The Augmented Environments forecast on the map explains that, in a decade, we'll be able to modify our environments to optimize health. We can do this by embedding safety features, like sensors in carpets that can alert medical response when someone falls, or by incorporating nudges to encourage healthy behaviors into our environment.
Here's an example of what a home designed to encourage healthy weight management might look like in 2020:
You get home from work and go to wash your face in the bathroom. You take a look in the mirror and you see your face, only it's not your face. Not exactly. Instead, it's what your face would look like in a year if you keep up your current exercise and eating habits. Next to the pudgy but recognizable you in the mirror, there is text that reads, "eat lighter tonight."
You go to your combination fridge/freezer and open it up. You see a selection of healthy foods and nothing else. That's not because it's all you have in there, it's because you're wearing augmented reality glasses that don't allow you to see the frozen pizza and pint of super-premium ice cream, at least not yet.
So you sit down with a relatively healthy dinner of pasta and salad, turn on the TV and start shoveling food into your mouth. But after a few bites, your fork starts mildly vibrating, indicating you should be eating more slowly. You finish your meal and head back to the fridge/freezer. You can now see the ice cream, as you've finished your light meal, but there is text above that reads, 'You're allowed 1/2 standard scoop.'
Some of the technology in this future scenario is available or in development right now. Augmented reality mirrors, for instance, are being developed by a number of organizations for a number of purposes. Perhaps closest to our forecast, James Law created the CyberLecture mirror, which "delivers information on your state of health while doubling up as a personal exercise coach." Vlado Kitanovski and Ebroul Izquierdo of the Multimedia and Vision research group at Queen Mary, University of London, are developing an augmented reality mirror program with the somewhat dubious application of giving people previews of what they'd look like if they got plastic surgery (although there are many legitimate reconstructive surgery needs).
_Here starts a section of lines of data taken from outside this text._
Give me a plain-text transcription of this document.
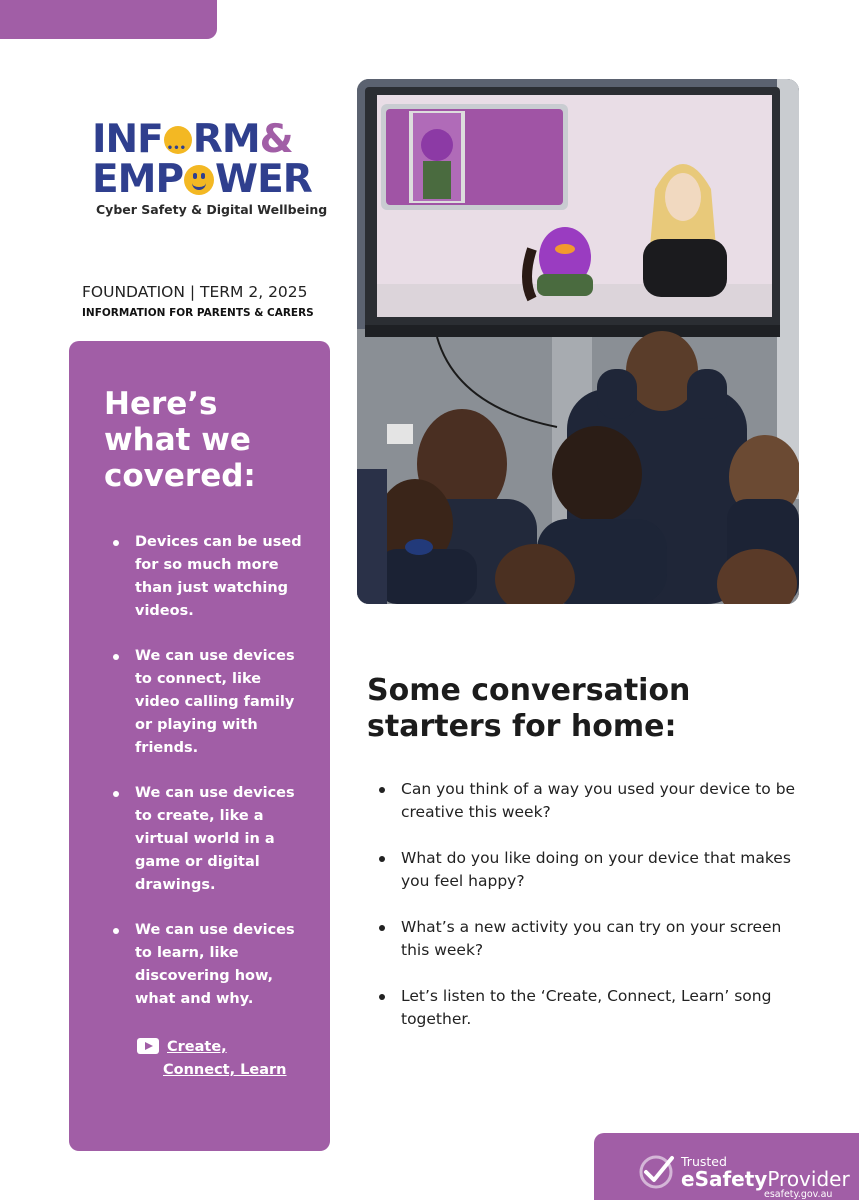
INF
••• RM &
EMP WER
Cyber Safety & Digital Wellbeing
FOUNDATION | TERM 2, 2025
INFORMATION FOR PARENTS & CARERS
Here’s what we covered:
Devices can be used for so much more than just watching videos.
We can use devices to connect, like video calling family or playing with friends.
We can use devices to create, like a virtual world in a game or digital drawings.
We can use devices to learn, like discovering how, what and why.
Create,
Connect, Learn
Some conversation starters for home:
Can you think of a way you used your device to be creative this week?
What do you like doing on your device that makes you feel happy?
What’s a new activity you can try on your screen this week?
Let’s listen to the ‘Create, Connect, Learn’ song together.
Trusted
eSafetyProvider
esafety.gov.au
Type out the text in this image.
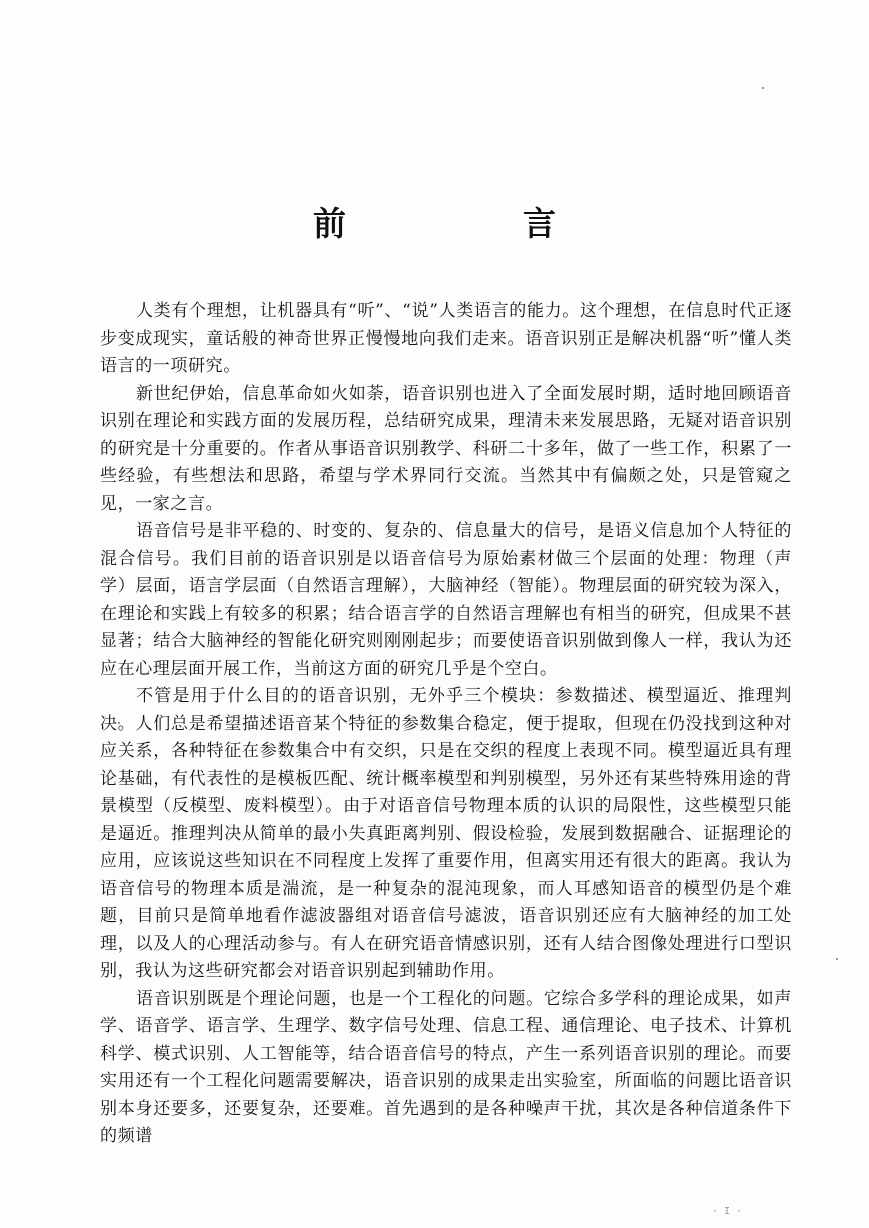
前　言

人类有个理想，让机器具有“听”、“说”人类语言的能力。这个理想，在信息时代正逐步变成现实，童话般的神奇世界正慢慢地向我们走来。语音识别正是解决机器“听”懂人类语言的一项研究。

新世纪伊始，信息革命如火如荼，语音识别也进入了全面发展时期，适时地回顾语音识别在理论和实践方面的发展历程，总结研究成果，理清未来发展思路，无疑对语音识别的研究是十分重要的。作者从事语音识别教学、科研二十多年，做了一些工作，积累了一些经验，有些想法和思路，希望与学术界同行交流。当然其中有偏颇之处，只是管窥之见，一家之言。

语音信号是非平稳的、时变的、复杂的、信息量大的信号，是语义信息加个人特征的混合信号。我们目前的语音识别是以语音信号为原始素材做三个层面的处理：物理（声学）层面，语言学层面（自然语言理解），大脑神经（智能）。物理层面的研究较为深入，在理论和实践上有较多的积累；结合语言学的自然语言理解也有相当的研究，但成果不甚显著；结合大脑神经的智能化研究则刚刚起步；而要使语音识别做到像人一样，我认为还应在心理层面开展工作，当前这方面的研究几乎是个空白。

不管是用于什么目的的语音识别，无外乎三个模块：参数描述、模型逼近、推理判决。人们总是希望描述语音某个特征的参数集合稳定，便于提取，但现在仍没找到这种对应关系，各种特征在参数集合中有交织，只是在交织的程度上表现不同。模型逼近具有理论基础，有代表性的是模板匹配、统计概率模型和判别模型，另外还有某些特殊用途的背景模型（反模型、废料模型）。由于对语音信号物理本质的认识的局限性，这些模型只能是逼近。推理判决从简单的最小失真距离判别、假设检验，发展到数据融合、证据理论的应用，应该说这些知识在不同程度上发挥了重要作用，但离实用还有很大的距离。我认为语音信号的物理本质是湍流，是一种复杂的混沌现象，而人耳感知语音的模型仍是个难题，目前只是简单地看作滤波器组对语音信号滤波，语音识别还应有大脑神经的加工处理，以及人的心理活动参与。有人在研究语音情感识别，还有人结合图像处理进行口型识别，我认为这些研究都会对语音识别起到辅助作用。

语音识别既是个理论问题，也是一个工程化的问题。它综合多学科的理论成果，如声学、语音学、语言学、生理学、数字信号处理、信息工程、通信理论、电子技术、计算机科学、模式识别、人工智能等，结合语音信号的特点，产生一系列语音识别的理论。而要实用还有一个工程化问题需要解决，语音识别的成果走出实验室，所面临的问题比语音识别本身还要多，还要复杂，还要难。首先遇到的是各种噪声干扰，其次是各种信道条件下的频谱

· I ·
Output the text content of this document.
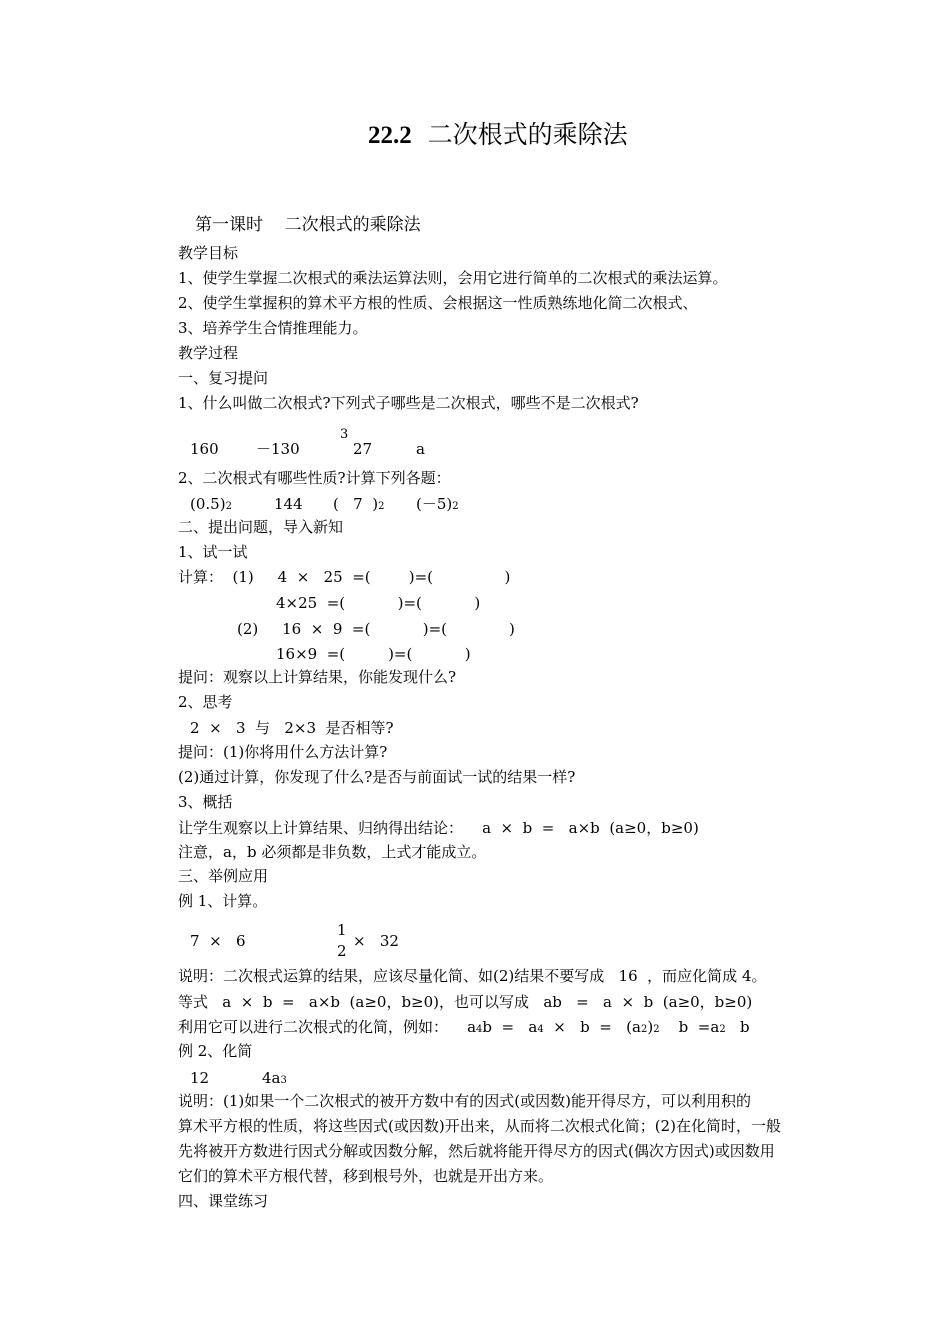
22.2 二次根式的乘除法
第一课时    二次根式的乘除法
教学目标
1、使学生掌握二次根式的乘法运算法则，会用它进行简单的二次根式的乘法运算。
2、使学生掌握积的算术平方根的性质、会根据这一性质熟练地化简二次根式、
3、培养学生合情推理能力。
教学过程
一、复习提问
1、什么叫做二次根式?下列式子哪些是二次根式，哪些不是二次根式?
160 －130
3
27	a
2、二次根式有哪些性质?计算下列各题：
(0.5)2	144 (   7  )2 (－5)2
二、提出问题，导入新知
1、试一试
计算：  (1)     4  ×   25  =(        )=(               )
4×25  =(           )=(           )
(2)     16  ×  9  =(           )=(             )
16×9  =(         )=(           )
提问：观察以上计算结果，你能发现什么?
2、思考
2  ×   3  与   2×3  是否相等?
提问：(1)你将用什么方法计算?
(2)通过计算，你发现了什么?是否与前面试一试的结果一样?
3、概括
让学生观察以上计算结果、归纳得出结论：    a  ×  b  =   a×b  (a≥0，b≥0)
注意，a，b 必须都是非负数，上式才能成立。
三、举例应用
例 1、计算。
7  ×   6
1
2
×   32
说明：二次根式运算的结果，应该尽量化简、如(2)结果不要写成   16  ，而应化简成 4。
等式   a  ×  b  =   a×b  (a≥0，b≥0)，也可以写成   ab   =   a  ×  b  (a≥0，b≥0)
利用它可以进行二次根式的化简，例如：    a4b  =   a4  ×   b  =   (a2)2    b  =a2   b
例 2、化简
12	4a3
说明：(1)如果一个二次根式的被开方数中有的因式(或因数)能开得尽方，可以利用积的
算术平方根的性质，将这些因式(或因数)开出来，从而将二次根式化简；(2)在化简时，一般
先将被开方数进行因式分解或因数分解，然后就将能开得尽方的因式(偶次方因式)或因数用
它们的算术平方根代替，移到根号外，也就是开出方来。
四、课堂练习
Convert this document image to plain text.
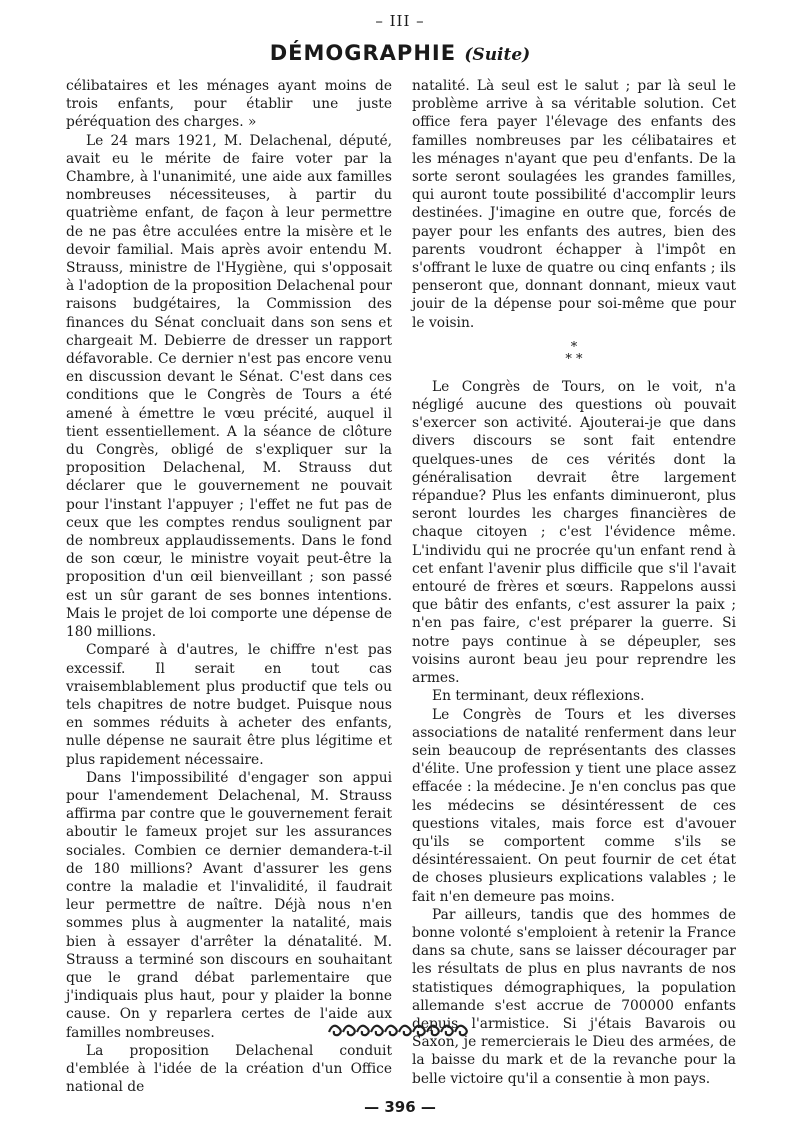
– III –
DÉMOGRAPHIE (Suite)

célibataires et les ménages ayant moins de trois enfants, pour établir une juste péréquation des charges. »

Le 24 mars 1921, M. Delachenal, député, avait eu le mérite de faire voter par la Chambre, à l'unanimité, une aide aux familles nombreuses nécessiteuses, à partir du quatrième enfant, de façon à leur permettre de ne pas être acculées entre la misère et le devoir familial. Mais après avoir entendu M. Strauss, ministre de l'Hygiène, qui s'opposait à l'adoption de la proposition Delachenal pour raisons budgétaires, la Commission des finances du Sénat concluait dans son sens et chargeait M. Debierre de dresser un rapport défavorable. Ce dernier n'est pas encore venu en discussion devant le Sénat. C'est dans ces conditions que le Congrès de Tours a été amené à émettre le vœu précité, auquel il tient essentiellement. A la séance de clôture du Congrès, obligé de s'expliquer sur la proposition Delachenal, M. Strauss dut déclarer que le gouvernement ne pouvait pour l'instant l'appuyer ; l'effet ne fut pas de ceux que les comptes rendus soulignent par de nombreux applaudissements. Dans le fond de son cœur, le ministre voyait peut-être la proposition d'un œil bienveillant ; son passé est un sûr garant de ses bonnes intentions. Mais le projet de loi comporte une dépense de 180 millions.

Comparé à d'autres, le chiffre n'est pas excessif. Il serait en tout cas vraisemblablement plus productif que tels ou tels chapitres de notre budget. Puisque nous en sommes réduits à acheter des enfants, nulle dépense ne saurait être plus légitime et plus rapidement nécessaire.

Dans l'impossibilité d'engager son appui pour l'amendement Delachenal, M. Strauss affirma par contre que le gouvernement ferait aboutir le fameux projet sur les assurances sociales. Combien ce dernier demandera-t-il de 180 millions? Avant d'assurer les gens contre la maladie et l'invalidité, il faudrait leur permettre de naître. Déjà nous n'en sommes plus à augmenter la natalité, mais bien à essayer d'arrêter la dénatalité. M. Strauss a terminé son discours en souhaitant que le grand débat parlementaire que j'indiquais plus haut, pour y plaider la bonne cause. On y reparlera certes de l'aide aux familles nombreuses.

La proposition Delachenal conduit d'emblée à l'idée de la création d'un Office national de

natalité. Là seul est le salut ; par là seul le problème arrive à sa véritable solution. Cet office fera payer l'élevage des enfants des familles nombreuses par les célibataires et les ménages n'ayant que peu d'enfants. De la sorte seront soulagées les grandes familles, qui auront toute possibilité d'accomplir leurs destinées. J'imagine en outre que, forcés de payer pour les enfants des autres, bien des parents voudront échapper à l'impôt en s'offrant le luxe de quatre ou cinq enfants ; ils penseront que, donnant donnant, mieux vaut jouir de la dépense pour soi-même que pour le voisin.

*
* *

Le Congrès de Tours, on le voit, n'a négligé aucune des questions où pouvait s'exercer son activité. Ajouterai-je que dans divers discours se sont fait entendre quelques-unes de ces vérités dont la généralisation devrait être largement répandue? Plus les enfants diminueront, plus seront lourdes les charges financières de chaque citoyen ; c'est l'évidence même. L'individu qui ne procrée qu'un enfant rend à cet enfant l'avenir plus difficile que s'il l'avait entouré de frères et sœurs. Rappelons aussi que bâtir des enfants, c'est assurer la paix ; n'en pas faire, c'est préparer la guerre. Si notre pays continue à se dépeupler, ses voisins auront beau jeu pour reprendre les armes.

En terminant, deux réflexions.

Le Congrès de Tours et les diverses associations de natalité renferment dans leur sein beaucoup de représentants des classes d'élite. Une profession y tient une place assez effacée : la médecine. Je n'en conclus pas que les médecins se désintéressent de ces questions vitales, mais force est d'avouer qu'ils se comportent comme s'ils se désintéressaient. On peut fournir de cet état de choses plusieurs explications valables ; le fait n'en demeure pas moins.

Par ailleurs, tandis que des hommes de bonne volonté s'emploient à retenir la France dans sa chute, sans se laisser décourager par les résultats de plus en plus navrants de nos statistiques démographiques, la population allemande s'est accrue de 700000 enfants depuis l'armistice. Si j'étais Bavarois ou Saxon, je remercierais le Dieu des armées, de la baisse du mark et de la revanche pour la belle victoire qu'il a consentie à mon pays.

— 396 —
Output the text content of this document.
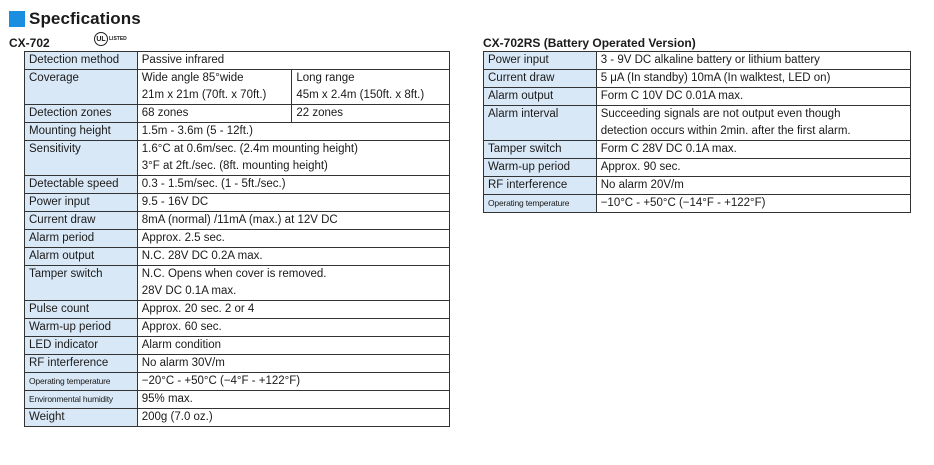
Specfications
CX-702	UL LISTED	CX-702RS (Battery Operated Version)
Detection method	Passive infrared	
Coverage	Wide angle 85°wide	Long range
	21m x 21m (70ft. x 70ft.)	45m x 2.4m (150ft. x 8ft.)
Detection zones	68 zones	22 zones
Mounting height	1.5m - 3.6m (5 - 12ft.)	
Sensitivity	1.6°C at 0.6m/sec. (2.4m mounting height)	
	3°F at 2ft./sec. (8ft. mounting height)	
Detectable speed	0.3 - 1.5m/sec. (1 - 5ft./sec.)	
Power input	9.5 - 16V DC	
Current draw	8mA (normal) /11mA (max.) at 12V DC	
Alarm period	Approx. 2.5 sec.	
Alarm output	N.C. 28V DC 0.2A max.	
Tamper switch	N.C. Opens when cover is removed.	
	28V DC 0.1A max.	
Pulse count	Approx. 20 sec. 2 or 4	
Warm-up period	Approx. 60 sec.	
LED indicator	Alarm condition	
RF interference	No alarm 30V/m	
Operating temperature	−20°C - +50°C (−4°F - +122°F)	
Environmental humidity	95% max.	
Weight	200g (7.0 oz.)	
Power input	3 - 9V DC alkaline battery or lithium battery
Current draw	5 μA (In standby) 10mA (In walktest, LED on)
Alarm output	Form C 10V DC 0.01A max.
Alarm interval	Succeeding signals are not output even though
	detection occurs within 2min. after the first alarm.
Tamper switch	Form C 28V DC 0.1A max.
Warm-up period	Approx. 90 sec.
RF interference	No alarm 20V/m
Operating temperature	−10°C - +50°C (−14°F - +122°F)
And AR mirrors for shopping—like the one at Disneyland's Tomorrowland that lets kids try on different outfits virtually—are starting to crop up too. Augmented reality glasses are already available to consumers (but at five thousand dollars a piece). Sensor-embedded carpets, like the Infineon Thinking Carpet, have been developed. And so have sensor-embedded shirts.
But regardless of what specific products go big in the future, augmented environments are definitely coming and they will make for a wide array of exciting new health interventions.